“Há tempos são os jovens que adoecem […]”, o verso de Renato Russo, revela uma percepção sobre a sociedade brasileira da época, o agravamento de questões de saúde mental. Décadas depois, esse “grito” continua a ecoar no Brasil, onde crianças, especialmente das periferias, enfrentam um cenário desolador.
Dados da OMS revelam que 14% das crianças e adolescentes no mundo têm algum transtorno mental. No Brasil, o problema é agravado pela desigualdade: entre 2011 e 2022, o suicídio cresceu 6% e as autolesões, 29%, na faixa etária de 10 a 24 anos.
O impacto é ainda maior nos lares periféricos, onde 63% são chefiados por mulheres pretas e pardas, que enfrentam desigualdade maior no mercado de trabalho, com uma taxa de desemprego de 13%. Quando conseguem subverter essa lógica, trabalham em empregos precários e sem rede de apoio, os filhos mais velhos acabam por ser responsáveis pelos cuidados dos irmãos menores.

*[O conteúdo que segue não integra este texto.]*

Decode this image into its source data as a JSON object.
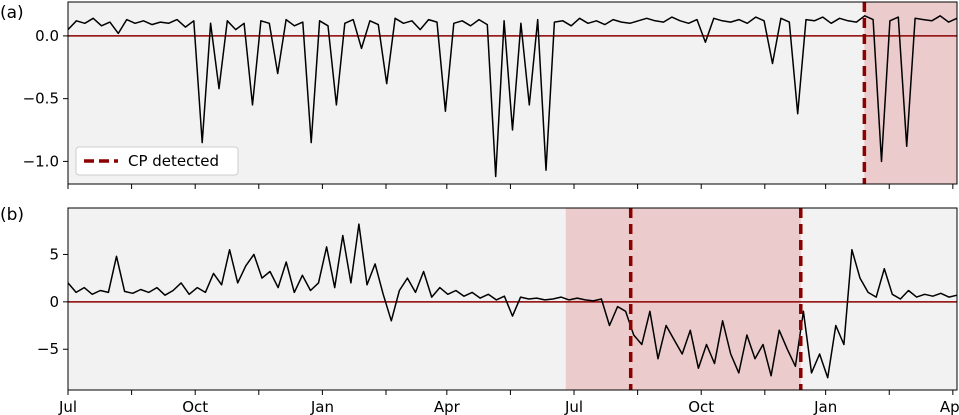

A falta de estrutura e políticas públicas que atendam as periferias também agravam questões de saúde mental.
Em São Paulo, por exemplo, há apenas 33 CAPs Infantojuvenis para atender regiões periféricas densamente povoadas, como Pirituba, que, com seus 167 mil habitantes, possui demanda comparável a um município. Famílias enfrentam filas longas e falta de informação sobre os serviços disponíveis, que desestimulam o início ou a continuidade de possíveis tratamentos.

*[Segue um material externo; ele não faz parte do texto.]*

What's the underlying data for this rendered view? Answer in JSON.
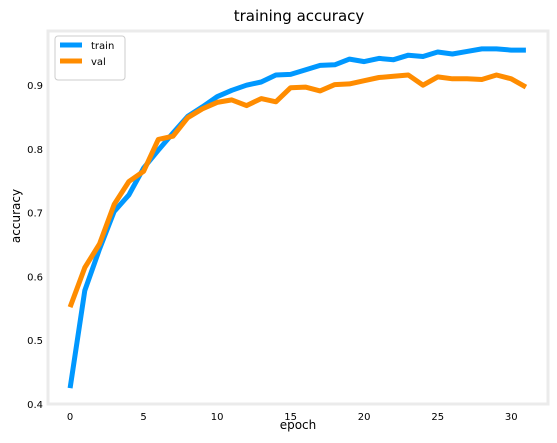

Além disso, o estigma em torno da saúde mental dificulta o diagnóstico precoce. Segundo o Instituto Ame Sua Mente, muitas famílias abandonam tratamentos devido ao preconceito.
Essa barreira, somada às urgências de sobrevivência, afasta crianças em sofrimento de apoio psicológico. Sem mencionar, o impacto da pandemia de Covid-19 que segundo a Unicef, mais de 70% das crianças de baixa renda no Brasil relatam aumento de tristeza e ansiedade.

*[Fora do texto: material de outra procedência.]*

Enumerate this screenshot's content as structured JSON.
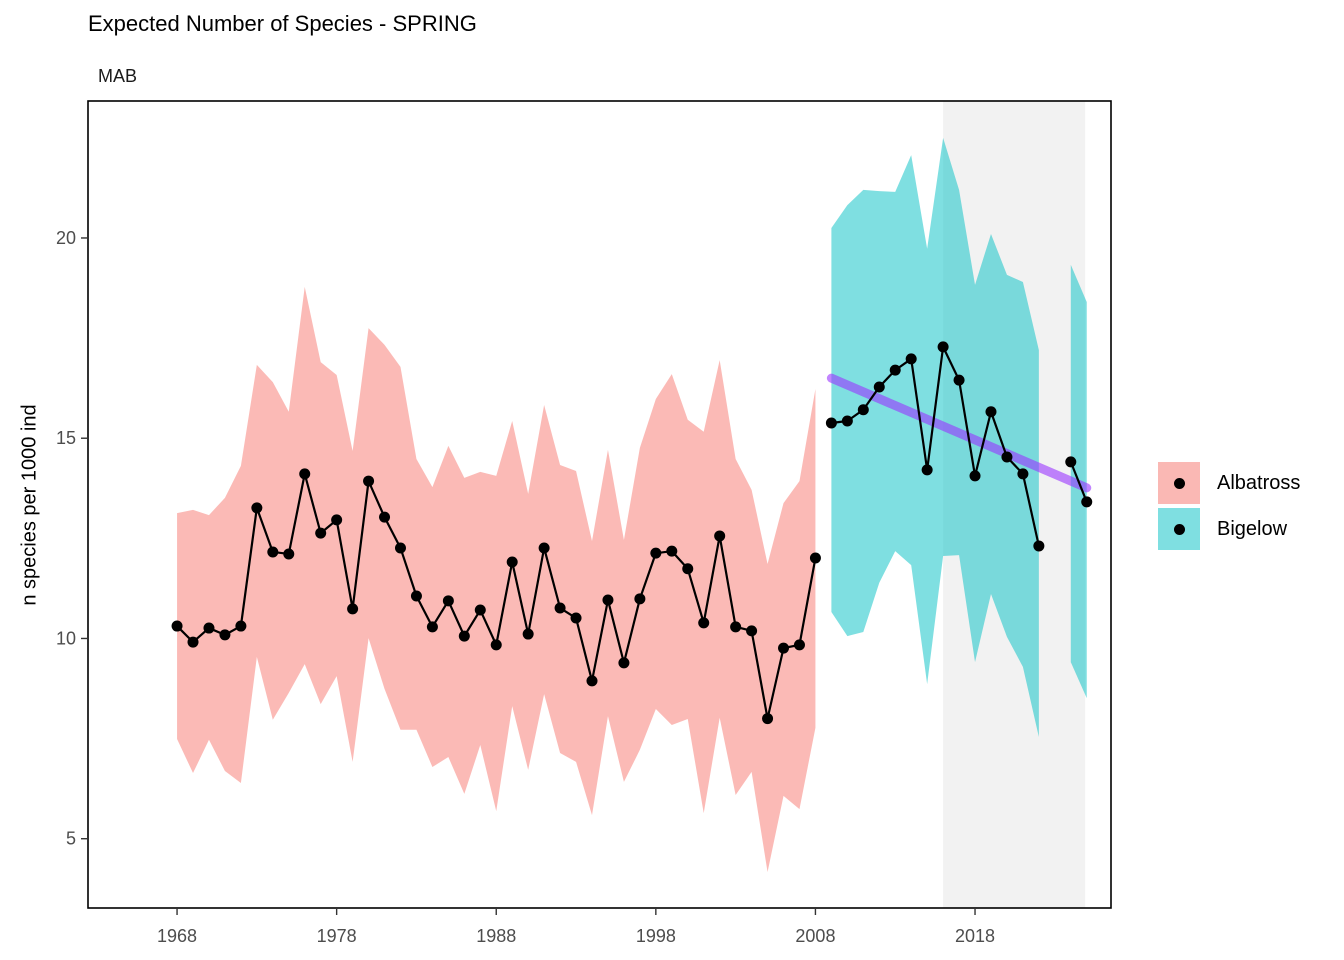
{
  "chart_data": {
    "type": "line",
    "title": "Expected Number of Species - SPRING",
    "subtitle": "MAB",
    "xlabel": "",
    "ylabel": "n species per 1000 ind",
    "xlim": [
      1962.42,
      2026.52
    ],
    "ylim": [
      3.27,
      23.42
    ],
    "x_ticks": [
      1968,
      1978,
      1988,
      1998,
      2008,
      2018
    ],
    "y_ticks": [
      5,
      10,
      15,
      20
    ],
    "grid": false,
    "legend_position": "right",
    "highlight_band": {
      "x_start": 2016,
      "x_end": 2024.9,
      "color": "#F2F2F2"
    },
    "series": [
      {
        "name": "Albatross",
        "fill_color": "#F8766D",
        "fill_opacity": 0.5,
        "x": [
          1968,
          1969,
          1970,
          1971,
          1972,
          1973,
          1974,
          1975,
          1976,
          1977,
          1978,
          1979,
          1980,
          1981,
          1982,
          1983,
          1984,
          1985,
          1986,
          1987,
          1988,
          1989,
          1990,
          1991,
          1992,
          1993,
          1994,
          1995,
          1996,
          1997,
          1998,
          1999,
          2000,
          2001,
          2002,
          2003,
          2004,
          2005,
          2006,
          2007,
          2008
        ],
        "values": [
          10.31,
          9.91,
          10.26,
          10.09,
          10.31,
          13.26,
          12.16,
          12.11,
          14.11,
          12.63,
          12.96,
          10.74,
          13.93,
          13.03,
          12.26,
          11.06,
          10.29,
          10.94,
          10.06,
          10.71,
          9.84,
          11.91,
          10.11,
          12.26,
          10.76,
          10.51,
          8.94,
          10.96,
          9.39,
          10.99,
          12.13,
          12.18,
          11.74,
          10.39,
          12.56,
          10.29,
          10.19,
          8.0,
          9.76,
          9.84,
          12.01
        ],
        "upper": [
          13.13,
          13.21,
          13.08,
          13.51,
          14.31,
          16.83,
          16.4,
          15.66,
          18.78,
          16.9,
          16.58,
          14.68,
          17.75,
          17.33,
          16.78,
          14.48,
          13.78,
          14.81,
          14.01,
          14.16,
          14.06,
          15.43,
          13.61,
          15.83,
          14.33,
          14.18,
          12.43,
          14.71,
          12.46,
          14.76,
          15.98,
          16.6,
          15.46,
          15.16,
          16.95,
          14.48,
          13.71,
          11.86,
          13.38,
          13.93,
          16.23
        ],
        "lower": [
          7.49,
          6.64,
          7.47,
          6.69,
          6.39,
          9.54,
          7.97,
          8.64,
          9.36,
          8.36,
          9.06,
          6.92,
          10.01,
          8.74,
          7.72,
          7.72,
          6.79,
          7.04,
          6.12,
          7.34,
          5.69,
          8.31,
          6.72,
          8.61,
          7.14,
          6.92,
          5.59,
          8.06,
          6.42,
          7.22,
          8.24,
          7.84,
          7.99,
          5.64,
          8.02,
          6.09,
          6.67,
          4.17,
          6.07,
          5.74,
          7.77
        ]
      },
      {
        "name": "Bigelow",
        "fill_color": "#00BFC4",
        "fill_opacity": 0.5,
        "segments": [
          {
            "x": [
              2009,
              2010,
              2011,
              2012,
              2013,
              2014,
              2015,
              2016,
              2017,
              2018,
              2019,
              2020,
              2021,
              2022
            ],
            "values": [
              15.38,
              15.43,
              15.71,
              16.28,
              16.7,
              16.98,
              14.21,
              17.28,
              16.45,
              14.06,
              15.66,
              14.53,
              14.11,
              12.31
            ],
            "upper": [
              20.25,
              20.82,
              21.2,
              21.17,
              21.15,
              22.07,
              19.73,
              22.5,
              21.2,
              18.83,
              20.1,
              19.08,
              18.9,
              17.2
            ],
            "lower": [
              10.66,
              10.06,
              10.16,
              11.39,
              12.18,
              11.83,
              8.86,
              12.06,
              12.08,
              9.41,
              11.11,
              10.04,
              9.29,
              7.54
            ]
          },
          {
            "x": [
              2024,
              2025
            ],
            "values": [
              14.41,
              13.41
            ],
            "upper": [
              19.33,
              18.4
            ],
            "lower": [
              9.41,
              8.51
            ]
          }
        ]
      }
    ],
    "trend": {
      "color": "#9933FF",
      "opacity": 0.6,
      "x": [
        2009,
        2025
      ],
      "values": [
        16.5,
        13.76
      ]
    }
  },
  "legend": {
    "items": [
      {
        "label": "Albatross",
        "color": "#FAB8B4"
      },
      {
        "label": "Bigelow",
        "color": "#7FDFE1"
      }
    ]
  }
}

Nesse verdadeiro iceberg das desigualdades, sem intervenções efetivas, o resultado do acúmulo de vulnerabilidades e violências é, infelizmente, o afastamento de crianças e adolescentes do convívio familiar.
A partir da atuação do Conselho Tutelar, muitas acabam sendo direcionadas às Saicas (Serviço de Acolhimento Institucional para Crianças e Adolescentes), conhecidos como abrigos, enquanto as famílias recebem acompanhamento até que possam retomar os cuidados.
Estamos a cada dia mais nos aproximando desse iceberg, sem olhar para a base. Enfrentar essa crise exige um pacto social. Ampliar e fortalecer os CAPs, criar políticas públicas inclusivas e fomentar iniciativas comunitárias são passos indispensáveis.
Governos, setor privado e terceiro setor precisam atuar juntos, com atenção para os desafios das famílias das periferias. Afinal as consequências do descaso social que começa na infância se estendem ao longo da vida. Crianças que não recebem apoio psicológico adequado têm maiores chances de abandonar a escola, se envolver em atividades de risco e enfrentar problemas de saúde mental na vida adulta.
A questão não pode ser ignorada. O que queremos para as crianças das periferias brasileiras? Mais do que evitar o naufrágio, garantir uma infância digna e justa para as crianças, para que de fato construir a perspectiva de dias melhores.
O editor, Michael França, pede para que cada participante do espaço “Políticas e Justiça” da Folha sugira uma música aos leitores. Nesse texto, a escolhida por Rosane Chene foi “Dias Melhores”, de Jota Quest.